After enjoying Lab Space’s string of engaging shows, The Santaland Diaries, Tuesdays with Morrie, Sylvia and A Perfect Ganesh, theater patrons will not want to miss the season ending finale, Wait Until Dark by Frederick Knott.
“It’s a classic thriller,” says director Brook Hall, “something Taiwan audiences have never seen the likes of.”
The set takes us back to a 1960s Greenwich Village, New York, apartment; a simpler, more direct age without mobile phones and the Internet.
Photo courtesy of the Lab Space
Susy Hendrix, recently blind, is coping with navigating around an apartment and life without sight. Unbeknownst to her, Sam, her photographer husband, has inadvertently brought death and danger there by volunteering to hold a doll secretly stuffed with heroin. A thuggish trio, led by the ruthless Roat, have followed this valuable package. Luring Sam away with a bogus photography assignment, they break into the apartment to find the doll.

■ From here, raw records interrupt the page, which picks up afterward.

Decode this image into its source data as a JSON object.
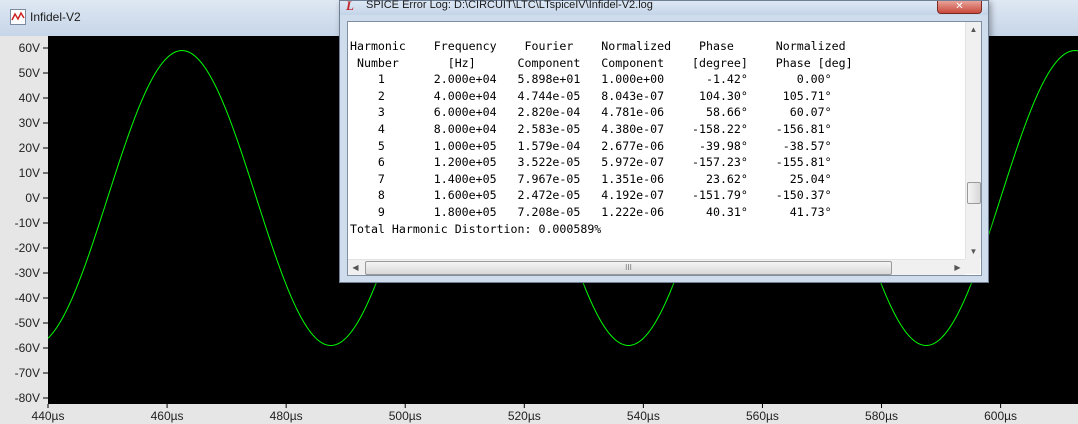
{
  "waveform_window": {
    "title": "Infidel-V2",
    "icon": "waveform-icon"
  },
  "chart_data": {
    "type": "line",
    "series": [
      {
        "color": "#00ff00",
        "amplitude": 58.98,
        "frequency_hz": 20000,
        "phase_deg": -1.42
      }
    ],
    "x": {
      "ticks": [
        "440µs",
        "460µs",
        "480µs",
        "500µs",
        "520µs",
        "540µs",
        "560µs",
        "580µs",
        "600µs"
      ],
      "range": [
        440,
        613
      ],
      "unit": "µs"
    },
    "y": {
      "ticks": [
        "60V",
        "50V",
        "40V",
        "30V",
        "20V",
        "10V",
        "0V",
        "-10V",
        "-20V",
        "-30V",
        "-40V",
        "-50V",
        "-60V",
        "-70V",
        "-80V"
      ],
      "range": [
        -80,
        60
      ]
    },
    "background": "#000000",
    "grid": false
  },
  "log_window": {
    "title": "SPICE Error Log: D:\\CIRCUIT\\LTC\\LTspiceIV\\Infidel-V2.log",
    "close_label": "✕",
    "lines": [
      "Harmonic    Frequency    Fourier    Normalized    Phase      Normalized",
      " Number       [Hz]      Component   Component    [degree]    Phase [deg]",
      "    1       2.000e+04   5.898e+01   1.000e+00      -1.42°       0.00°",
      "    2       4.000e+04   4.744e-05   8.043e-07     104.30°     105.71°",
      "    3       6.000e+04   2.820e-04   4.781e-06      58.66°      60.07°",
      "    4       8.000e+04   2.583e-05   4.380e-07    -158.22°    -156.81°",
      "    5       1.000e+05   1.579e-04   2.677e-06     -39.98°     -38.57°",
      "    6       1.200e+05   3.522e-05   5.972e-07    -157.23°    -155.81°",
      "    7       1.400e+05   7.967e-05   1.351e-06      23.62°      25.04°",
      "    8       1.600e+05   2.472e-05   4.192e-07    -151.79°    -150.37°",
      "    9       1.800e+05   7.208e-05   1.222e-06      40.31°      41.73°",
      "Total Harmonic Distortion: 0.000589%"
    ],
    "scroll": {
      "up": "▲",
      "down": "▼",
      "left": "◀",
      "right": "▶",
      "grip": "III"
    }
  }
}
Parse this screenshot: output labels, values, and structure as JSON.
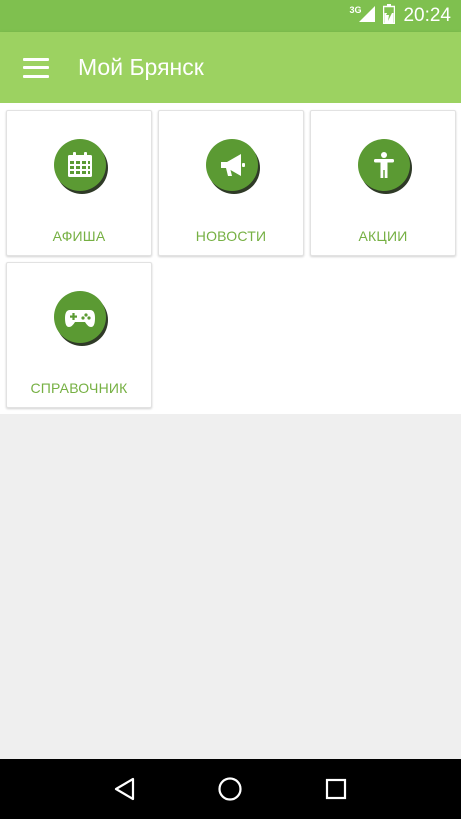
{
  "status_bar": {
    "network": "3G",
    "time": "20:24"
  },
  "app_bar": {
    "title": "Мой Брянск"
  },
  "tiles": [
    {
      "label": "АФИША",
      "icon": "calendar-icon"
    },
    {
      "label": "НОВОСТИ",
      "icon": "megaphone-icon"
    },
    {
      "label": "АКЦИИ",
      "icon": "person-icon"
    },
    {
      "label": "СПРАВОЧНИК",
      "icon": "gamepad-icon"
    }
  ],
  "nav_bar": {
    "icons": [
      "back-icon",
      "home-icon",
      "recent-apps-icon"
    ]
  },
  "colors": {
    "status_bar": "#7fc04f",
    "app_bar": "#9cd261",
    "accent_text": "#76b043",
    "icon_circle": "#5b9a33",
    "background": "#efefef"
  }
}
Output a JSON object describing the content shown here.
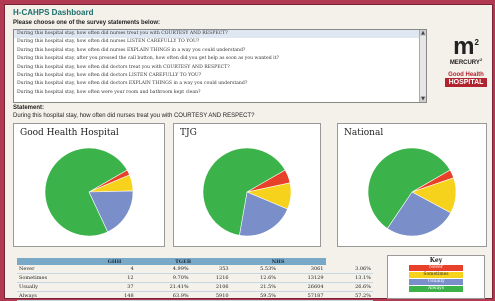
{
  "title": "H-CAHPS Dashboard",
  "prompt": "Please choose one of the survey statements below:",
  "statements": [
    "During this hospital stay, how often did nurses treat you with COURTESY AND RESPECT?",
    "During this hospital stay, how often did nurses LISTEN CAREFULLY TO YOU?",
    "During this hospital stay, how often did nurses EXPLAIN THINGS in a way you could understand?",
    "During this hospital stay, after you pressed the call button, how often did you get help as soon as you wanted it?",
    "During this hospital stay, how often did doctors treat you with COURTESY AND RESPECT?",
    "During this hospital stay, how often did doctors LISTEN CAREFULLY TO YOU?",
    "During this hospital stay, how often did doctors EXPLAIN THINGS in a way you could understand?",
    "During this hospital stay, how often were your room and bathroom kept clean?"
  ],
  "selected_index": 0,
  "logo": {
    "mark": "m",
    "sup": "2",
    "brand": "MERCURY",
    "brand_sup": "2",
    "hospital_line1": "Good Health",
    "hospital_line2": "HOSPITAL"
  },
  "statement_label": "Statement:",
  "statement_text": "During this hospital stay, how often did nurses treat you with COURTESY AND RESPECT?",
  "panels": [
    {
      "name": "Good Health Hospital",
      "slices": [
        4,
        12,
        37,
        148
      ]
    },
    {
      "name": "TJG",
      "slices": [
        4.99,
        9.7,
        21.4,
        63.9
      ]
    },
    {
      "name": "National",
      "slices": [
        3.1,
        13.1,
        26.6,
        57.2
      ]
    }
  ],
  "colors": {
    "never": "#e8412a",
    "sometimes": "#f7d21c",
    "usually": "#7a8fc9",
    "always": "#3bb34a",
    "accent": "#b13a52"
  },
  "table": {
    "headers": [
      "",
      "GHH",
      "TGEB",
      "",
      "NHS",
      ""
    ],
    "rows": [
      [
        "Never",
        "4",
        "4.99%",
        "353",
        "5.53%",
        "3061",
        "3.06%"
      ],
      [
        "Sometimes",
        "12",
        "9.70%",
        "1216",
        "12.6%",
        "13129",
        "13.1%"
      ],
      [
        "Usually",
        "37",
        "21.41%",
        "2106",
        "21.5%",
        "26604",
        "26.6%"
      ],
      [
        "Always",
        "148",
        "63.9%",
        "5910",
        "59.5%",
        "57187",
        "57.2%"
      ]
    ]
  },
  "key": {
    "title": "Key",
    "items": [
      "Never",
      "Sometimes",
      "Usually",
      "Always"
    ]
  }
}
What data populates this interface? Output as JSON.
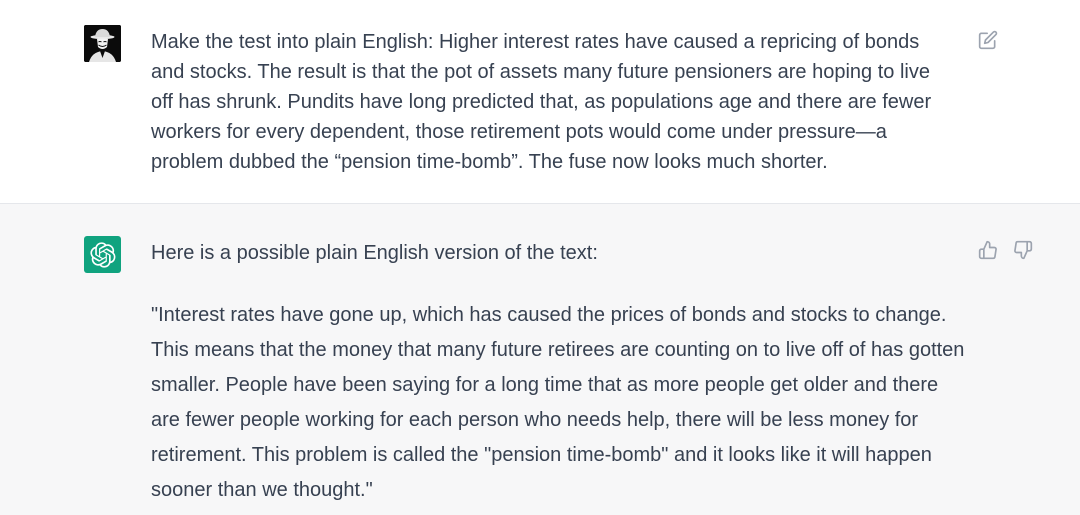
{
  "conversation": {
    "user_message": {
      "avatar_icon": "masked-figure-icon",
      "text": "Make the test into plain English: Higher interest rates have caused a repricing of bonds and stocks. The result is that the pot of assets many future pensioners are hoping to live off has shrunk. Pundits have long predicted that, as populations age and there are fewer workers for every dependent, those retirement pots would come under pressure—a problem dubbed the “pension time-bomb”. The fuse now looks much shorter.",
      "edit_icon": "edit-icon"
    },
    "assistant_message": {
      "avatar_icon": "openai-logo-icon",
      "avatar_color": "#10a37f",
      "intro": "Here is a possible plain English version of the text:",
      "body": "\"Interest rates have gone up, which has caused the prices of bonds and stocks to change. This means that the money that many future retirees are counting on to live off of has gotten smaller. People have been saying for a long time that as more people get older and there are fewer people working for each person who needs help, there will be less money for retirement. This problem is called the \"pension time-bomb\" and it looks like it will happen sooner than we thought.\"",
      "feedback": {
        "thumbs_up_icon": "thumbs-up-icon",
        "thumbs_down_icon": "thumbs-down-icon"
      }
    }
  },
  "colors": {
    "user_bg": "#ffffff",
    "assistant_bg": "#f7f7f8",
    "text": "#374151",
    "icon": "#9ca3af"
  }
}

Unsuccessful, the trio returns, this time posing in a variety of roles to dupe Susy into surrendering the doll. However, Gloria, the precocious young girl who helps Susy, has taken it, thinking it is for her. What ensues is a cat-and-mouse game between Susy and the con men with increasingly high stakes.
Though blind, Susy must see through the con, deflect the ruse and save her life. Developing inner strength, she realizes she can level the playing field by darkening the apartment to make all blind; this leads to a harrowing finale. (Audrey Hepburn got an Oscar nomination for this role in the film version).
Hall has put together an experienced cast that includes Esther Veronin (Susy), Stewart Glen (Roat), Dan O’Shea (Mike), John Brownlie (Carlino).